Kemal Yıldız, açıklamanın devamında Suriye’de Alevilere yönelik soykırım saldırılarına dikkat çekerek, bu saldırıların Maraş’taki gibi aynı zijniyetin ürünü olduğunun altını çizdi. Yıldız, “Alevi toplumu açısından Maraş, yalnızca Türkiye sınırları içinde yaşanmış bir katliam değildir. Aynı coğrafyanın ve inanç dünyasının bir parçası olan Suriye Alevileri de özellikle Suriye’deki selefi çetelerin silahlandırılması sürecinden başlayarak, günümüzde de yaşandığı gibi, sistematik saldırılara, katliamlara ve zorunlu göçe maruz bırakılmıştır. Maraş’ta yaşanan katliam ile Suriye’de Alevilere yönelik saldırılar, aynı nefret ideolojisinin ve aynı karanlık zihniyetin ürünüdür. Her iki coğrafyada da Aleviler soykırıma maruz kalmıştır. Bu durum, nefret siyasetinin sınır tanımadığını ve Alevi toplumuna yönelik tehdidin uluslararası bir boyut taşıdığını açıkça ortaya koymaktadır. Bu nedenle bir coğrafyada yaşanan zulüm, başka bir coğrafyada yaşayan Alevilerin kaderinden bağımsız değildir. Acılarımız ortaktır; mücadelemiz de ortak olmak zorundadır” ifadelerini kullandı.

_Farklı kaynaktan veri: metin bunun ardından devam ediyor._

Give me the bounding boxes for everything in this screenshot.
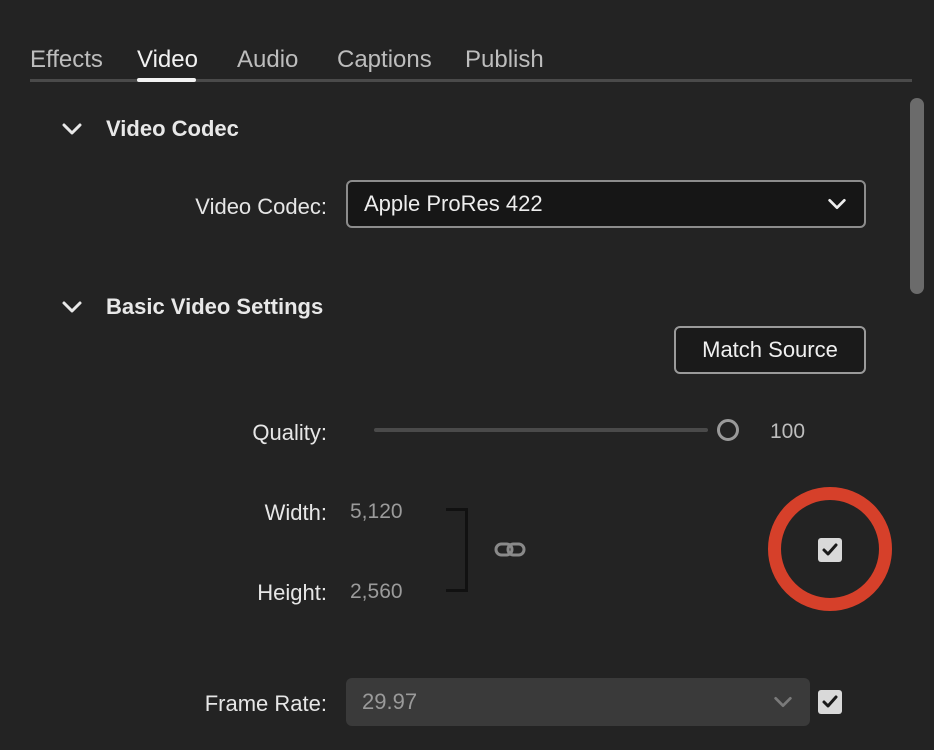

ULUSLARARASI KAMUOYUNA ÇAĞRI

Kemal Yıldız, uluslararası kamuoyunu ise Alevilere yönelik nefret politikalarına ve soykırım saldırılarına karşı harekete geçme çağrısında bulunarak şunları söyledi:

“Buradan uluslararası topluma ve başta Türkiye olmak üzere dünya devletlerine sesleniyoruz; Colani katilini ve HTŞ çetelerini korumaktan ve palazlandırmaktan vazgeçin. Htş çetelerine verdiğiniz askeri ve ekonomik destek, Alevilerin katliamına cesaret vererek zulmün ve soykırımın yolunu açmaktadır. Dökülen her kanda sizlerin de sorumluluğu vardır. Biz Aleviler zulme karşı yaşamı, barışı ve insan onurunu savunan bir inancın ve tarihsel direncin talipleriyiz. Gerçekler ortaya çıkana, adalet sağlanana ve bu topraklarda eşit yurttaşlık tesis edilene kadar mücadelemizi sürdüreceğimizi kamuoyuna saygıyla duyururuz.”

PİRHA/İZMİR

Bunları da beğenebilirsin

Yoruma kapalı.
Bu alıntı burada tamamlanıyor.